2.1 Carnivore Description

8. The efficiency of any complex network is based on topology: there are many routes by which data can travel from one point to another. The flow of traffic improves when data is sent over routes which are the shortest and most lightly traveled, and when retransmission of data due to errors is minimized. The superior efficiency of digital networks like the Internet is in large measure based upon the discovery that network traffic flows much better if each transmission is divided into many small packets, which can follow different routes and be reassembled at the destination.[17] A single communication is broken into many smaller packets, each of which bears a “header,” i.e., the information required to properly route, validate, and prioritize that packet.[18]

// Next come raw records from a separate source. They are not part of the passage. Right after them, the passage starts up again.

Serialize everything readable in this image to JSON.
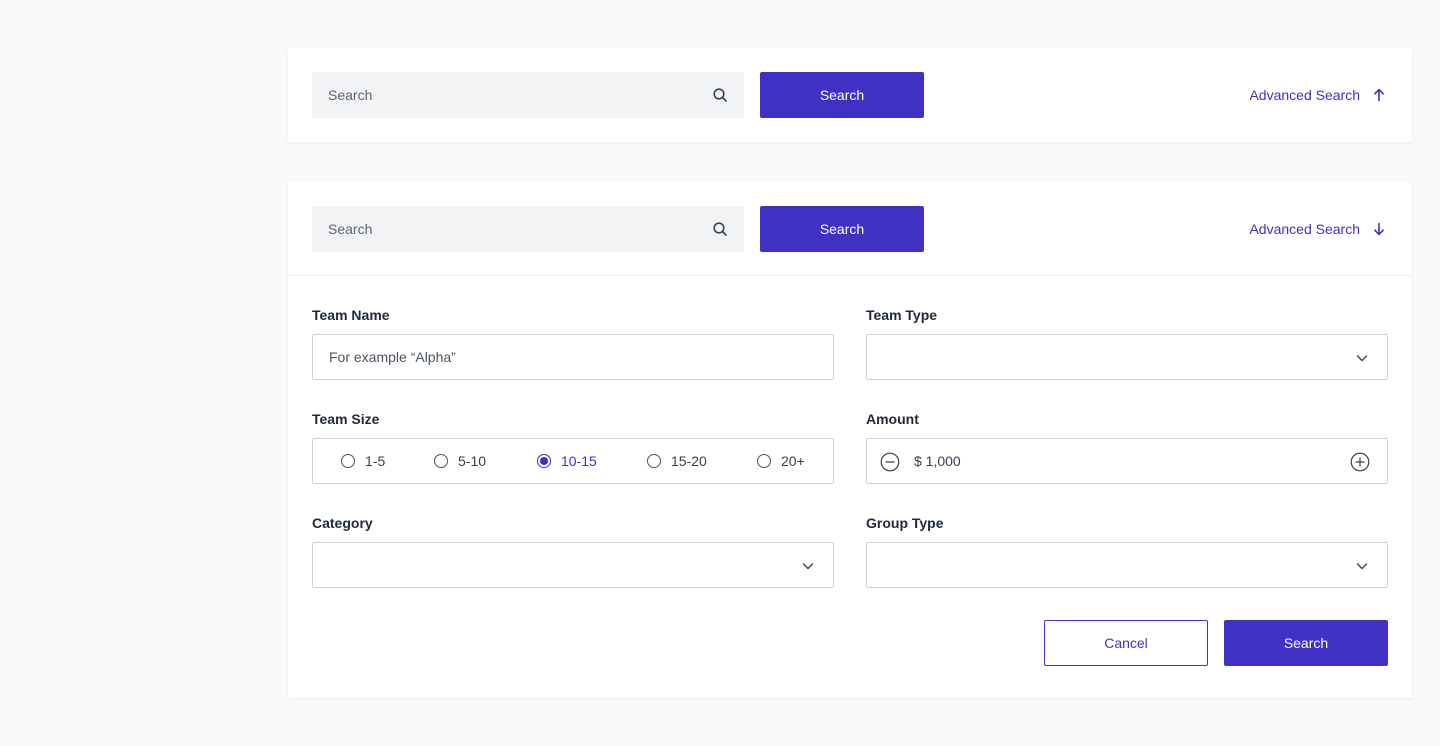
{
  "colors": {
    "primary": "#3f31c4",
    "background": "#f8f9fb",
    "input_bg": "#f2f3f5",
    "border": "#cfd3da"
  },
  "simple_search": {
    "placeholder": "Search",
    "button_label": "Search",
    "advanced_label": "Advanced Search",
    "advanced_icon": "arrow-up-icon"
  },
  "advanced_search": {
    "placeholder": "Search",
    "button_label": "Search",
    "advanced_label": "Advanced Search",
    "advanced_icon": "arrow-down-icon",
    "form": {
      "team_name": {
        "label": "Team Name",
        "placeholder": "For example “Alpha”",
        "value": ""
      },
      "team_type": {
        "label": "Team Type",
        "value": ""
      },
      "team_size": {
        "label": "Team Size",
        "options": [
          "1-5",
          "5-10",
          "10-15",
          "15-20",
          "20+"
        ],
        "selected": "10-15"
      },
      "amount": {
        "label": "Amount",
        "value": "$ 1,000"
      },
      "category": {
        "label": "Category",
        "value": ""
      },
      "group_type": {
        "label": "Group Type",
        "value": ""
      },
      "cancel_label": "Cancel",
      "submit_label": "Search"
    }
  }
}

9. Thus, the Internet is literally built upon computers programmed to read and interpret packet headers. Carnivore is fundamentally based upon a “packet sniffer,” which is a computer placed near a switching point on the network and programmed to intercept and examine all of the packets that go by. In order to reduce the potential for delay or disruption of network traffic inherent in this process, Carnivore creates a copy of all of the data that flows through the system at the intercept point, and processes the copy rather than the original.[19] The FBI has taken pains to emphasize the passive and non-intrusive structure of Carnivore.[20] However, as the FBI itself has stated, “Carnivore chews all the data on the network, but it only actually eats the information authorized by the court order.”[21] The FBI contends that Carnivore should be viewed as analogous to a passive wiretap that does not interfere with communications.[22] But a mail seizure or a wiretap touches only upon communications directly involving the target of the investigation,[23] while Carnivore starts by copying everything in the pipe, in much the same fashion as the Echelon program by which the NSA and MI6 monitor all wireless communications. The American Civil Liberties Union has categorized Carnivore as a general search that clearly violates the Fourth Amendment.[24]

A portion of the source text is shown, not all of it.